Письменный стол я соорудил из фанерной доски, положив ее поверх второй койки. Нашелся даже офисный стул на колесиках. Я поставил карандаши в стакан, а рядом положил свой швейцарский армейский нож. Вытащил чистые блокноты и с той маниакальной аккуратностью, которая обычно сопутствует началу долгожданного дела, разложил в три аккуратные стопки свои «парижские» записные книжки.

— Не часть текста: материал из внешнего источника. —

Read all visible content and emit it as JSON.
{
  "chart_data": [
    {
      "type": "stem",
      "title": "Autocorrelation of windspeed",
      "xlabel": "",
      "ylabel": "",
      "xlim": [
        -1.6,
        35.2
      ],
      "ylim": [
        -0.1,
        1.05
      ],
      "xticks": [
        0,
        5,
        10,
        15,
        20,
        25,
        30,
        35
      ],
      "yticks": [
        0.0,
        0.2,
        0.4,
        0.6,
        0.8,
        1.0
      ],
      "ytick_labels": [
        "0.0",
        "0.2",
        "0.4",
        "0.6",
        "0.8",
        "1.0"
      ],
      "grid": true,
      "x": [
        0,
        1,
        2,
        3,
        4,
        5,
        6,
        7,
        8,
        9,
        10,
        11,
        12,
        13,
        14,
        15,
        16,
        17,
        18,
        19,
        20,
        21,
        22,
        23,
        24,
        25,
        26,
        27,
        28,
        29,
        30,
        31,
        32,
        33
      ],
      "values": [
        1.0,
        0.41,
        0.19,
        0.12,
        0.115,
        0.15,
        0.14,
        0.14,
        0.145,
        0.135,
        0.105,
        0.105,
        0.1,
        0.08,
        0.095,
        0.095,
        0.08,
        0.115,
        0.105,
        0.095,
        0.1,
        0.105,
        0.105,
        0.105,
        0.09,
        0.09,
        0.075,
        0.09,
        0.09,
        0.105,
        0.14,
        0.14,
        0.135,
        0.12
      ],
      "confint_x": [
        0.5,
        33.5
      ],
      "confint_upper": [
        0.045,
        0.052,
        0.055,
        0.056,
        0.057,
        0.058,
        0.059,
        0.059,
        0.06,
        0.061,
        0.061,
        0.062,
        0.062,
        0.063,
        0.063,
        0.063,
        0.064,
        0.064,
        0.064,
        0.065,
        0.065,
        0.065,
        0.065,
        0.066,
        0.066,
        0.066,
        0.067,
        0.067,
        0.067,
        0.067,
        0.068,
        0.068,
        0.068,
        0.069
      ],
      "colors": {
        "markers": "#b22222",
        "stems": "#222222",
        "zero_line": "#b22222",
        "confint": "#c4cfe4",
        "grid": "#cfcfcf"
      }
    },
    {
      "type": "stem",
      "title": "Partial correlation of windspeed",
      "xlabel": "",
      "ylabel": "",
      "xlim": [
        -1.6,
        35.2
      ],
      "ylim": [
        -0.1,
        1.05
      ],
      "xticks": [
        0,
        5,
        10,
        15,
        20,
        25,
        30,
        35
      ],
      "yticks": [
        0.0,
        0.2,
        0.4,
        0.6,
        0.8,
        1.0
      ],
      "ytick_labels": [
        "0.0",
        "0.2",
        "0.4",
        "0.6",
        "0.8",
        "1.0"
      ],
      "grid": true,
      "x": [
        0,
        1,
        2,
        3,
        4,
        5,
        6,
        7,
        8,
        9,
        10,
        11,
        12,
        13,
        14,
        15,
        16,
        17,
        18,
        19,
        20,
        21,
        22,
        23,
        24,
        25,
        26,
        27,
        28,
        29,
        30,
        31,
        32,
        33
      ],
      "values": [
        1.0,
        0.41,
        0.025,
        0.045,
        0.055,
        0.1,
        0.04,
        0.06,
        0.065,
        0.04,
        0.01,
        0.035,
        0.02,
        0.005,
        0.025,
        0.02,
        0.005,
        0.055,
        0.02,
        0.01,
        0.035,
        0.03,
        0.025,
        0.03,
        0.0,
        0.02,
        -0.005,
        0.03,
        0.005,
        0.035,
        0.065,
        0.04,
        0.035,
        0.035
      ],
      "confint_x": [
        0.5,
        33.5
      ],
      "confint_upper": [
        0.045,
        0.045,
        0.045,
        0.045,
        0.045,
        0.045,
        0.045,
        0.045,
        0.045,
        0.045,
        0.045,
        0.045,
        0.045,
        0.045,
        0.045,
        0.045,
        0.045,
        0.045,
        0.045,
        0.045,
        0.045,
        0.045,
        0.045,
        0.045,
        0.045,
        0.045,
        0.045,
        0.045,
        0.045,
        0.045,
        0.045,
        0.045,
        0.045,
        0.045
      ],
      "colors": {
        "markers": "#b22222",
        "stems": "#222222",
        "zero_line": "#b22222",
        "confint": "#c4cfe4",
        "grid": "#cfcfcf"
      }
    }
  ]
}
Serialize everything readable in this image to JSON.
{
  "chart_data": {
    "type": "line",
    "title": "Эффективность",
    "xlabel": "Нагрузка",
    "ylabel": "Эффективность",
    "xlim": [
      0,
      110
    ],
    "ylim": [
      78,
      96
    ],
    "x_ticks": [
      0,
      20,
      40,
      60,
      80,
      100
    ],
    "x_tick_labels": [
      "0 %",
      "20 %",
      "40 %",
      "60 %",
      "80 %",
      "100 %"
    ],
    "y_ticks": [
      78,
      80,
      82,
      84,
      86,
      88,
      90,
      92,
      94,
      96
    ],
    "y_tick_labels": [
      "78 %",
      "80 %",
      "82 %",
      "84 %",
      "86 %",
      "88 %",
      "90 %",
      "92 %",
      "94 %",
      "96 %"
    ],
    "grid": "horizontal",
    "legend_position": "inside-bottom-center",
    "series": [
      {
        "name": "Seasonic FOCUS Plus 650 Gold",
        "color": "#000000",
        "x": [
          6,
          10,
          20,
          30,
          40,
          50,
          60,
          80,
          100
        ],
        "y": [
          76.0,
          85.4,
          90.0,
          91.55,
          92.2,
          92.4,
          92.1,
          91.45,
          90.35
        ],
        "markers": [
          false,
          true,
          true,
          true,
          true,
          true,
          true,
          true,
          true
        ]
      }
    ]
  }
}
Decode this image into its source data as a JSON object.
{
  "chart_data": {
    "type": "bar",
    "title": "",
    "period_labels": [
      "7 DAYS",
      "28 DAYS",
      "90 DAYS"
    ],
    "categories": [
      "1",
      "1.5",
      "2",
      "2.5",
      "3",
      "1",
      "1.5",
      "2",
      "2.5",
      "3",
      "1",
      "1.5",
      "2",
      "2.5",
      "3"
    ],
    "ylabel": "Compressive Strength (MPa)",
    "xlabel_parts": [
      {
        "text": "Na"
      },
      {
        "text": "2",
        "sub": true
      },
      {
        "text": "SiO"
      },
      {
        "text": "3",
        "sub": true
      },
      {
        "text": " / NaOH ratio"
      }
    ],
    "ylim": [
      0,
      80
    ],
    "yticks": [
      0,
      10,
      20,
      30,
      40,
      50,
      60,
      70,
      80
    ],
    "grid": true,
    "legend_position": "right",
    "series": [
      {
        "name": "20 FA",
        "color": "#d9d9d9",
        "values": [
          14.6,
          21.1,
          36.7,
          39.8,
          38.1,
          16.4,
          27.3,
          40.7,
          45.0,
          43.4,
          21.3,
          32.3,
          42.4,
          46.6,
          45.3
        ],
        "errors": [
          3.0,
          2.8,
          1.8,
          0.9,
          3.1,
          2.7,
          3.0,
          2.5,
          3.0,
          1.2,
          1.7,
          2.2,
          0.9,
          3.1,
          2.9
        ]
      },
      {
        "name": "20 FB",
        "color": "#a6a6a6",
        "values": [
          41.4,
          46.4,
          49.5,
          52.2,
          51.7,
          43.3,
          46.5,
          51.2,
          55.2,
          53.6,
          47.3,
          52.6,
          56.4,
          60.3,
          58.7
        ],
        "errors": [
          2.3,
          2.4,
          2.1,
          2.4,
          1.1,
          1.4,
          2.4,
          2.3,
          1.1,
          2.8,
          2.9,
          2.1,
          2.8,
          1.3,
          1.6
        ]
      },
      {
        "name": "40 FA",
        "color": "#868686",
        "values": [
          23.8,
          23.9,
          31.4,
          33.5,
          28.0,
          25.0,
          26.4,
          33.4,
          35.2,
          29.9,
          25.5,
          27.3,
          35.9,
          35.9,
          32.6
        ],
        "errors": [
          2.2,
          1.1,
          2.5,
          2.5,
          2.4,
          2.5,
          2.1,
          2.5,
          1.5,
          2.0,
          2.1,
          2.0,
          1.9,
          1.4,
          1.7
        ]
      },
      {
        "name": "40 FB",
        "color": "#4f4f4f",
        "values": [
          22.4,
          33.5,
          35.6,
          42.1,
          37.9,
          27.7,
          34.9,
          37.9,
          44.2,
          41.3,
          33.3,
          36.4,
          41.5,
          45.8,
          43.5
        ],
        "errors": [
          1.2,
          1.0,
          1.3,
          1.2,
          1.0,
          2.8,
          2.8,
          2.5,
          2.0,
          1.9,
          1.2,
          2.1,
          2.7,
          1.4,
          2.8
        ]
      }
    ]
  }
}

Во Франции эти записные книжки называются carnets moleskines [15]: «moleskine» [16]в данном случае означает черный клеенчатый переплет. Всякий раз, бывая в Париже, я заходил пополнить свой запас блокнотов в papeterie [17]на рю дел'Ансьен Комеди. Страницы были квадратными; форзацы скреплялись пластичной лентой. Я пронумеровал их по порядку. На первой странице я надписал свое имя и адрес, с обещанием вознаграждения нашедшему. Потерять паспорт — полбеды; потерять записную книжку — катастрофа.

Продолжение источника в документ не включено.